Mixed signals are coming from City Hall and Haitian families with relatives fleeing the chaos and deprivation caused by the devastating earthquake in the Caribbean country.

While the Michael Bloomberg Administration is giving an iron-clad assurance that it is moving aggressively to find classroom accommodation for youthful earthquake victims, Haitians are complaining the process is moving too slowly.

Dennis Walcott, the City's Deputy Mayor for Education and Community Development, insists the road is being cleared for Haitian students seeking entry into the public schools, the nation's largest system.

"Our school system absorbs children and does it very well," he told the Carib News. "When it comes to our school children, that's not a challenge at all. From a point of City policy, our Immigrant Affairs Commissioner [Fatima Shama] is working with folks and has been very out-front. We work with a number of leaders in the Haitian community making it clear that the City is going to be supportive of any child or adult who comes over here."

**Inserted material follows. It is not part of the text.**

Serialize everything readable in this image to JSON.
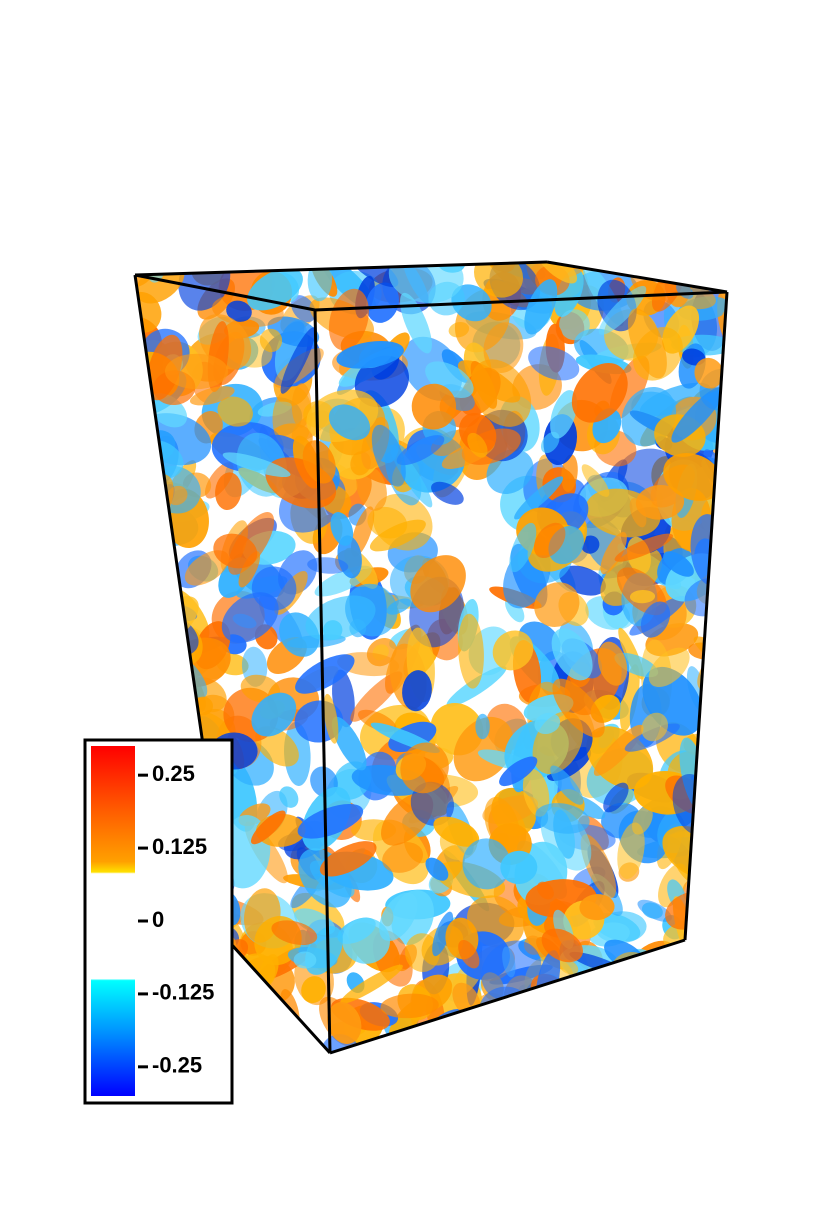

In short, Walcott said, the Department of Education and City Hall were preparing for any influx of Haitian youngsters who are joining relatives after enduring the nightmare of demolished buildings, especially classrooms in Port-au-Prince and its surrounding communities. More than 200,000 Haitians died in the January 12th earthquake that also left at least 500,000 homeless when it struck the capital. It is estimated that more than half of the school buildings were flattened.

"We are moving quickly to accommodate them," the Deputy Mayor said.

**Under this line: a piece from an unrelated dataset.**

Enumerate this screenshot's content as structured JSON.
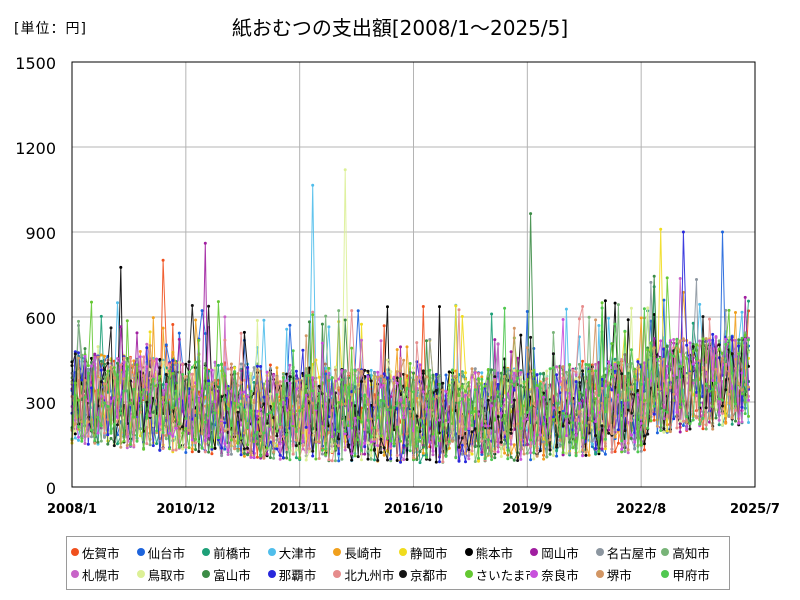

But the New York Immigration Coalition, Advocates for Children, the Flanbwayan Haitian Literacy Project, students and parents are impatient with what they see as the snail's pace and the traditional barriers that are impeding the children's access to the classroom.

"Over a dozen families in the City's Haitian community have received school-aged relatives fleeing Haiti's earthquake, and more are expected," the Coalition, an umbrella organization of immigrant groups in the City, said in a statement. "But these families are encountering longstanding barriers to enrolling these children in school. It's taking between three to six weeks to find a spot for these children, when it should take no more than a week by law."

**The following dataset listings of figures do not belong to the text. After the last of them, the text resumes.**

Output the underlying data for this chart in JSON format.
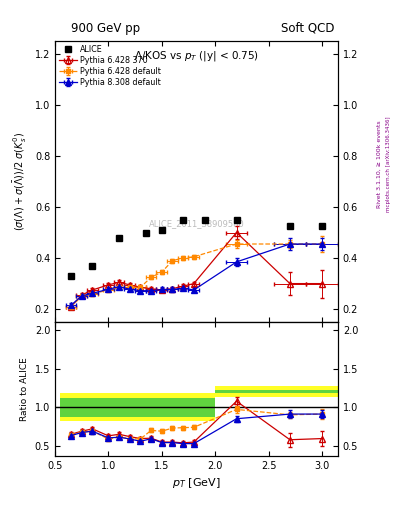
{
  "title_top": "900 GeV pp",
  "title_right": "Soft QCD",
  "ylabel_main": "(σ(Λ)+σ(Λ̅))/2 σ(K⁰ₛ)",
  "ylabel_ratio": "Ratio to ALICE",
  "xlabel": "p_{T} [GeV]",
  "subtitle": "Λ/KOS vs p_{T} (|y| < 0.75)",
  "watermark": "ALICE_2011_S8909580",
  "rivet_label": "Rivet 3.1.10, ≥ 100k events",
  "mcplots_label": "mcplots.cern.ch [arXiv:1306.3436]",
  "alice_x": [
    0.65,
    0.85,
    1.1,
    1.35,
    1.5,
    1.7,
    1.9,
    2.2,
    2.7,
    3.0
  ],
  "alice_y": [
    0.33,
    0.37,
    0.48,
    0.5,
    0.51,
    0.55,
    0.55,
    0.55,
    0.525,
    0.525
  ],
  "p6_370_x": [
    0.65,
    0.75,
    0.85,
    1.0,
    1.1,
    1.2,
    1.3,
    1.4,
    1.5,
    1.6,
    1.7,
    1.8,
    2.2,
    2.7,
    3.0
  ],
  "p6_370_y": [
    0.21,
    0.255,
    0.275,
    0.295,
    0.305,
    0.295,
    0.285,
    0.28,
    0.275,
    0.28,
    0.29,
    0.3,
    0.5,
    0.3,
    0.3
  ],
  "p6_370_yerr": [
    0.008,
    0.008,
    0.008,
    0.008,
    0.008,
    0.008,
    0.008,
    0.008,
    0.008,
    0.008,
    0.008,
    0.008,
    0.025,
    0.045,
    0.055
  ],
  "p6_370_xerr": [
    0.05,
    0.05,
    0.05,
    0.05,
    0.05,
    0.05,
    0.05,
    0.05,
    0.05,
    0.05,
    0.05,
    0.05,
    0.1,
    0.15,
    0.15
  ],
  "p6_def_x": [
    0.65,
    0.75,
    0.85,
    1.0,
    1.1,
    1.2,
    1.3,
    1.4,
    1.5,
    1.6,
    1.7,
    1.8,
    2.2,
    2.7,
    3.0
  ],
  "p6_def_y": [
    0.21,
    0.25,
    0.26,
    0.275,
    0.285,
    0.285,
    0.285,
    0.325,
    0.345,
    0.39,
    0.4,
    0.405,
    0.455,
    0.455,
    0.455
  ],
  "p6_def_yerr": [
    0.008,
    0.008,
    0.008,
    0.008,
    0.008,
    0.008,
    0.008,
    0.008,
    0.008,
    0.008,
    0.008,
    0.008,
    0.015,
    0.015,
    0.03
  ],
  "p6_def_xerr": [
    0.05,
    0.05,
    0.05,
    0.05,
    0.05,
    0.05,
    0.05,
    0.05,
    0.05,
    0.05,
    0.05,
    0.05,
    0.1,
    0.15,
    0.15
  ],
  "p8_def_x": [
    0.65,
    0.75,
    0.85,
    1.0,
    1.1,
    1.2,
    1.3,
    1.4,
    1.5,
    1.6,
    1.7,
    1.8,
    2.2,
    2.7,
    3.0
  ],
  "p8_def_y": [
    0.215,
    0.252,
    0.262,
    0.278,
    0.288,
    0.278,
    0.272,
    0.272,
    0.277,
    0.277,
    0.282,
    0.275,
    0.385,
    0.455,
    0.455
  ],
  "p8_def_yerr": [
    0.008,
    0.008,
    0.008,
    0.008,
    0.008,
    0.008,
    0.008,
    0.008,
    0.008,
    0.008,
    0.008,
    0.008,
    0.015,
    0.025,
    0.025
  ],
  "p8_def_xerr": [
    0.05,
    0.05,
    0.05,
    0.05,
    0.05,
    0.05,
    0.05,
    0.05,
    0.05,
    0.05,
    0.05,
    0.05,
    0.1,
    0.15,
    0.15
  ],
  "ratio_p6_370_x": [
    0.65,
    0.75,
    0.85,
    1.0,
    1.1,
    1.2,
    1.3,
    1.4,
    1.5,
    1.6,
    1.7,
    1.8,
    2.2,
    2.7,
    3.0
  ],
  "ratio_p6_370_y": [
    0.655,
    0.695,
    0.725,
    0.635,
    0.655,
    0.625,
    0.6,
    0.605,
    0.555,
    0.555,
    0.545,
    0.555,
    1.08,
    0.585,
    0.6
  ],
  "ratio_p6_370_yerr": [
    0.03,
    0.03,
    0.03,
    0.025,
    0.025,
    0.025,
    0.025,
    0.025,
    0.025,
    0.025,
    0.025,
    0.025,
    0.06,
    0.09,
    0.1
  ],
  "ratio_p6_def_x": [
    0.65,
    0.75,
    0.85,
    1.0,
    1.1,
    1.2,
    1.3,
    1.4,
    1.5,
    1.6,
    1.7,
    1.8,
    2.2,
    2.7,
    3.0
  ],
  "ratio_p6_def_y": [
    0.645,
    0.685,
    0.695,
    0.595,
    0.62,
    0.6,
    0.595,
    0.705,
    0.695,
    0.735,
    0.74,
    0.745,
    0.975,
    0.905,
    0.915
  ],
  "ratio_p6_def_yerr": [
    0.03,
    0.03,
    0.03,
    0.025,
    0.025,
    0.025,
    0.025,
    0.025,
    0.025,
    0.025,
    0.025,
    0.025,
    0.04,
    0.04,
    0.06
  ],
  "ratio_p8_def_x": [
    0.65,
    0.75,
    0.85,
    1.0,
    1.1,
    1.2,
    1.3,
    1.4,
    1.5,
    1.6,
    1.7,
    1.8,
    2.2,
    2.7,
    3.0
  ],
  "ratio_p8_def_y": [
    0.638,
    0.678,
    0.695,
    0.608,
    0.618,
    0.595,
    0.565,
    0.598,
    0.548,
    0.548,
    0.535,
    0.535,
    0.855,
    0.915,
    0.915
  ],
  "ratio_p8_def_yerr": [
    0.03,
    0.03,
    0.03,
    0.025,
    0.025,
    0.025,
    0.025,
    0.025,
    0.025,
    0.025,
    0.025,
    0.025,
    0.04,
    0.05,
    0.055
  ],
  "color_alice": "#000000",
  "color_p6_370": "#cc0000",
  "color_p6_def": "#ff8800",
  "color_p8_def": "#0000cc",
  "color_yellow": "#ffff00",
  "color_green": "#44cc44",
  "xlim": [
    0.55,
    3.15
  ],
  "ylim_main": [
    0.15,
    1.25
  ],
  "ylim_ratio": [
    0.38,
    2.1
  ],
  "yticks_main": [
    0.2,
    0.4,
    0.6,
    0.8,
    1.0,
    1.2
  ],
  "yticks_ratio": [
    0.5,
    1.0,
    1.5,
    2.0
  ],
  "xticks": [
    0.5,
    1.0,
    1.5,
    2.0,
    2.5,
    3.0
  ]
}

The Coalition was quick to insist that Haitians were running into serious obstacles in getting "spots for children arriving in the middle of the school year. It was even harder when they need help learning English or need literacy support." Brooklyn has the largest concentration of Haitians in the City and parents in the borough complain they are experiencing the most serious problems and delays. But Department of Education officials say the complaints reflect a certain impatience that doesn't take the complex situation into consideration.

"A complaint is that it's taking between three to six weeks to get spots in schools," a Department aide said. "But that's difficult to fathom when the earthquake occurred exactly six weeks ago. What that would mean is that the children began arriving the day after the earthquake struck when there were no flights out of Haiti and the dimensions of the tragedy were then becoming clear. We are moving aggressively to deal with the situation and given an assurance that the children will be placed, no questions asked."

Looking at the overall picture of all immigrant children entering the school system, Walcott said in an interview that the Administration was "trying to create schools in various communities that would attract immigrant populations and make them a part of what's going on. There are our language translation services that are making sure that they are accessible to people right away. We are acting in a variety of ways, making sure that the children who are immigrants are part of the mainstream and not feeling isolated."